Electric buses still elicit many rolled eyes at trade shows. (Remember those?) Yes, EVs cost three times that of a diesel bus, but they also offer untapped potential, like one day powering the transportation department offices and garage, or allowing the district to sell electricity back to the utility.
What about collision mitigation systems? You say your drivers are already safe. They also may just be getting back behind the wheel after an eight-month, COVID-19 “vacation.” These automated solutions are a part of the autonomous spectrum, which many of our passenger vehicles already have. School buses will always need at least one adult onboard to manage the students. But one day, and it will come sooner than you realize, school buses will also need to be able to communicate with the vehicles and infrastructure around it. Imagine a world where an alert on the dash or windshield of every other nearby vehicle warns motorists of a stopping school bus to pick up or drop off students.

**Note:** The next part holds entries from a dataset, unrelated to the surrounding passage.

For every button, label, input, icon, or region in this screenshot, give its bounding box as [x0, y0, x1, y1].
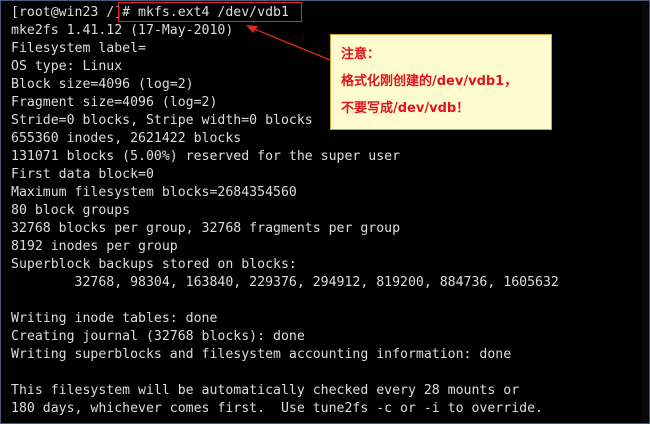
terminal-line: Maximum filesystem blocks=2684354560	[11, 185, 297, 200]
terminal-line: 80 block groups	[11, 203, 131, 218]
terminal-line: 655360 inodes, 2621422 blocks	[11, 131, 242, 146]
terminal-line: 180 days, whichever comes first. Use tun…	[11, 401, 543, 416]
terminal-line: Superblock backups stored on blocks:	[11, 257, 297, 272]
terminal-line: Writing inode tables: done	[11, 311, 218, 326]
terminal-scrollbar[interactable]	[642, 2, 648, 422]
terminal-window[interactable]: [root@win23 /]# mkfs.ext4 /dev/vdb1 mke2f…	[0, 0, 650, 424]
terminal-line: This filesystem will be automatically ch…	[11, 383, 520, 398]
terminal-line: 32768 blocks per group, 32768 fragments …	[11, 221, 401, 236]
terminal-line: [root@win23 /]# mkfs.ext4 /dev/vdb1	[11, 5, 289, 20]
terminal-line: 131071 blocks (5.00%) reserved for the s…	[11, 149, 401, 164]
command-highlight-box	[118, 2, 302, 22]
terminal-line: First data block=0	[11, 167, 154, 182]
note-title: 注意：	[341, 47, 381, 62]
terminal-line: Creating journal (32768 blocks): done	[11, 329, 305, 344]
terminal-line: 8192 inodes per group	[11, 239, 178, 254]
annotation-note: 注意： 格式化刚创建的/dev/vdb1， 不要写成/dev/vdb！	[330, 34, 552, 130]
terminal-line: Writing superblocks and filesystem accou…	[11, 347, 512, 362]
note-line-1: 格式化刚创建的/dev/vdb1，	[341, 74, 518, 89]
note-line-2: 不要写成/dev/vdb！	[341, 101, 470, 116]
terminal-line: 32768, 98304, 163840, 229376, 294912, 81…	[11, 275, 559, 290]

The bottom line is that student transporters have an opportunity to not just think like safety experts and educators but as leaders, and to take the actions necessary in their community to evaluate how their operations can benefit from emerging technology. Perhaps it won’t all be implemented tomorrow, but are you at least having a conversation with your drivers and staff about what is possible? A likely result could be suggestions from your employees that you haven’t thought of yet.
It’s time to start developing a new list of goals.
Editor’s Note: As reprinted in the November issue of School Transportation News.